FISH 法で正しいのはどれか。2 つ選べ。
FISH 法で正しいのはどれか。2 つ選べ。
- ⑴ 標本は永久標本となる。蛍光色素は時間とともに退色するため、標本を長期に保存して繰り返し観察することはできません。記録は撮影で残します。

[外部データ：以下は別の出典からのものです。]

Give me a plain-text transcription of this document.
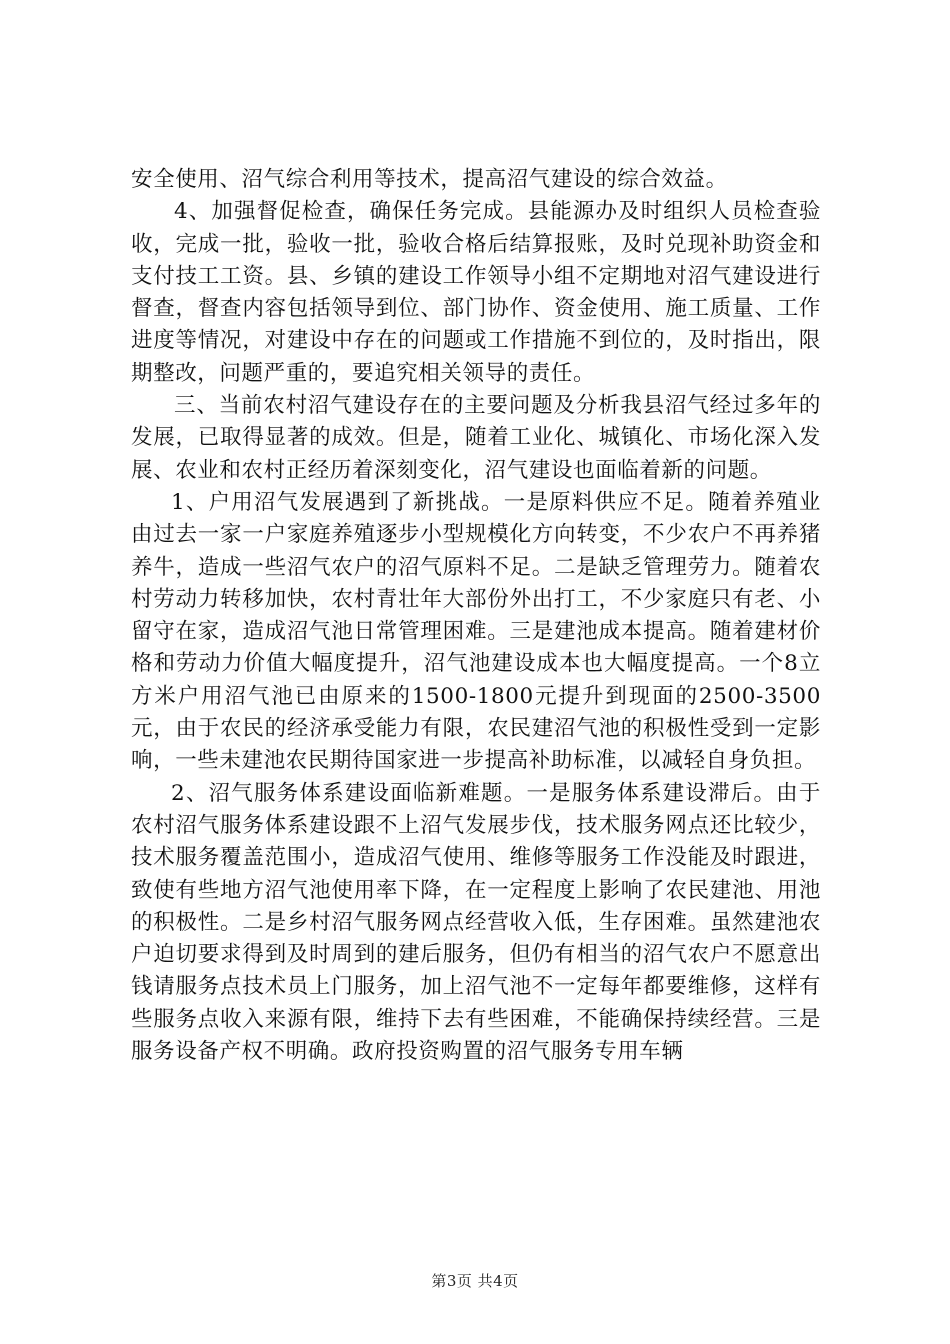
安全使用、沼气综合利用等技术，提高沼气建设的综合效益。

4、加强督促检查，确保任务完成。县能源办及时组织人员检查验收，完成一批，验收一批，验收合格后结算报账，及时兑现补助资金和支付技工工资。县、乡镇的建设工作领导小组不定期地对沼气建设进行督查，督查内容包括领导到位、部门协作、资金使用、施工质量、工作进度等情况，对建设中存在的问题或工作措施不到位的，及时指出，限期整改，问题严重的，要追究相关领导的责任。

三、当前农村沼气建设存在的主要问题及分析我县沼气经过多年的发展，已取得显著的成效。但是，随着工业化、城镇化、市场化深入发展、农业和农村正经历着深刻变化，沼气建设也面临着新的问题。

1、户用沼气发展遇到了新挑战。一是原料供应不足。随着养殖业由过去一家一户家庭养殖逐步小型规模化方向转变，不少农户不再养猪养牛，造成一些沼气农户的沼气原料不足。二是缺乏管理劳力。随着农村劳动力转移加快，农村青壮年大部份外出打工，不少家庭只有老、小留守在家，造成沼气池日常管理困难。三是建池成本提高。随着建材价格和劳动力价值大幅度提升，沼气池建设成本也大幅度提高。一个8立方米户用沼气池已由原来的1500-1800元提升到现面的2500-3500元，由于农民的经济承受能力有限，农民建沼气池的积极性受到一定影响，一些未建池农民期待国家进一步提高补助标准，以减轻自身负担。

2、沼气服务体系建设面临新难题。一是服务体系建设滞后。由于农村沼气服务体系建设跟不上沼气发展步伐，技术服务网点还比较少，技术服务覆盖范围小，造成沼气使用、维修等服务工作没能及时跟进，致使有些地方沼气池使用率下降，在一定程度上影响了农民建池、用池的积极性。二是乡村沼气服务网点经营收入低，生存困难。虽然建池农户迫切要求得到及时周到的建后服务，但仍有相当的沼气农户不愿意出钱请服务点技术员上门服务，加上沼气池不一定每年都要维修，这样有些服务点收入来源有限，维持下去有些困难，不能确保持续经营。三是服务设备产权不明确。政府投资购置的沼气服务专用车辆

第3页 共4页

- ⑵ 遺伝子増幅の検出に用いる。シグナルの数が増えていれば遺伝子の増幅と判断できます。乳癌のHER2の評価などに用いられる代表的な使い方です。
- ⑶ 染色体転座の検出に用いる。離れた位置にあるはずの二つのシグナルの接近や分離から染色体転座を検出できます。融合遺伝子の確認に用いられます。
- ⑷ 観察には偏光顕微鏡を用いる。観察には蛍光顕微鏡を用います。偏光顕微鏡はアミロイドの複屈折や結晶の観察に使う顕微鏡で、目的が異なります。
- ⑸ 核はフルオレセインイソチオシアネート〈FITC〉で染色する。フルオレセインイソチオシアネートはプローブを標識する色素です。核全体の対比染色にはDAPIなどを用います。
解説
正解は⑵と⑶です。FISH法は蛍光色素で標識した核酸プローブを標本上の目的の配列に結合させて観察する方法で、シグナルの数が増えていれば遺伝子の増幅、離れているはずのシグナルが接近していれば転座と判断できます。乳癌のHER2の増幅や、白血病の融合遺伝子の検出に用いられます。蛍光は時間とともに退色するので永久標本にはならず、観察には蛍光顕微鏡を使います。フルオレセインイソチオシアネートはプローブの標識に用いる色素で、核の対比染色にはDAPIなどを使います。